(698i) Modeling Hydrothermal Degradation of Thermosets and Its Impact on Mechanical and Thermal Properties

Thermoset coatings are widely used for providing thermal insulation to sub-sea oil pipelines. These coatings are expected to have a lifetime of over several years. However, chemical reactions with water often degrade the thermoset network over time and cause changes in several physical properties of the coating. Of these, thermal conductivity and mechanical strength are critical to the marine thermal insulation application. In order to estimate the lifetime of the coatings it is important to understand how these two properties change over time. In this talk we will present a modeling approach to predict these changes. There are three main rate processes that determine how the network evolves over time: (i) water diffusion, (ii) heat conduction, and (iii) kinetics of the reactions between the network and water. The parameters for modeling water diffusion and heat conduction processes were determined from standard water uptake, differential scanning calorimetry, density and heat conductivity measurements.
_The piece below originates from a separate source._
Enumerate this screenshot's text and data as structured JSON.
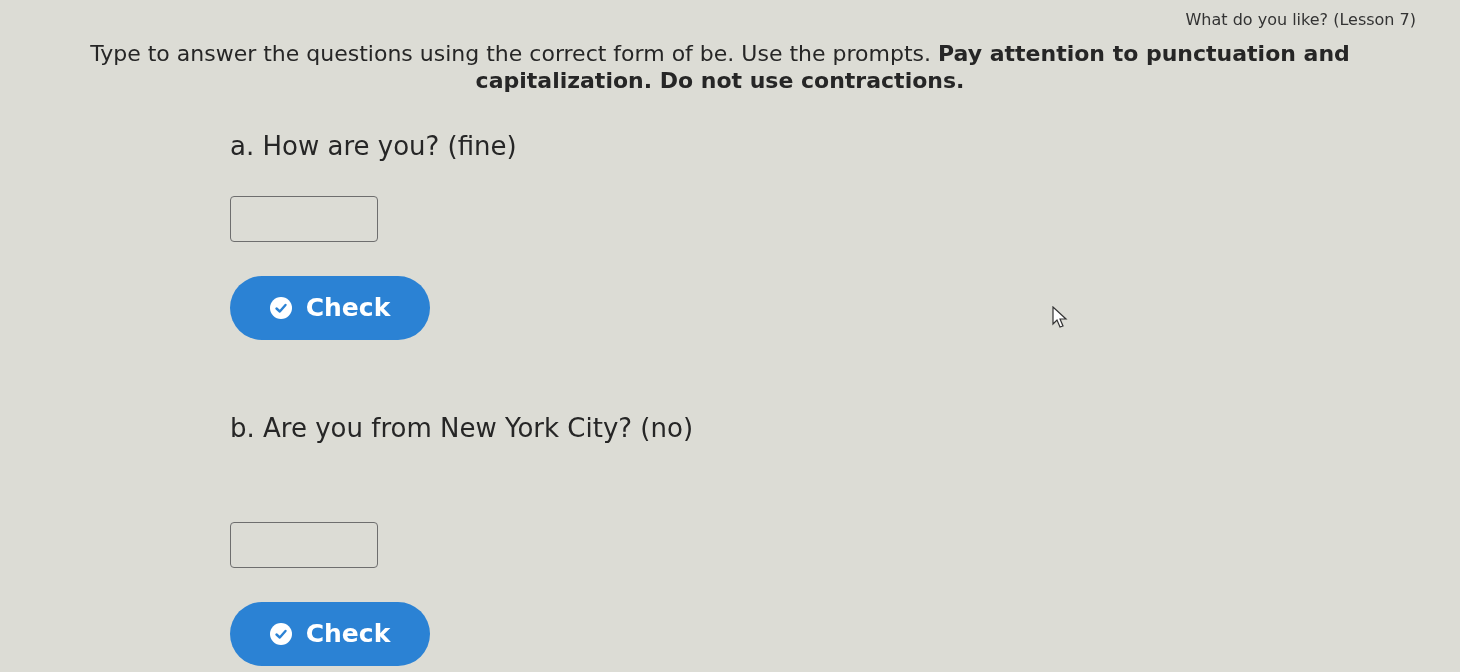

Rate constants for the reaction kinetics were estimated by fitting the concentration profiles of extractable fragments generated during isothermal ageing in water at different temperatures. A model combining the three processes was built to predict the spatial and temporal evolution of the concentration of unreacted end-groups in the coating. Miller-Macosco analysis was used to convert the concentration of unreacted end-groups to cross-link density under the assumption that the network breaks in the same way as it is created. The evolution of heat conductivity, elastic modulus and tensile strength of the coating was determined from the predicted cross-link density profiles based on established relationships. The approach described in this presentation has general applicability and can be used in conjunction with accelerated ageing tests to build confidence around the lifetime of thermoset coatings.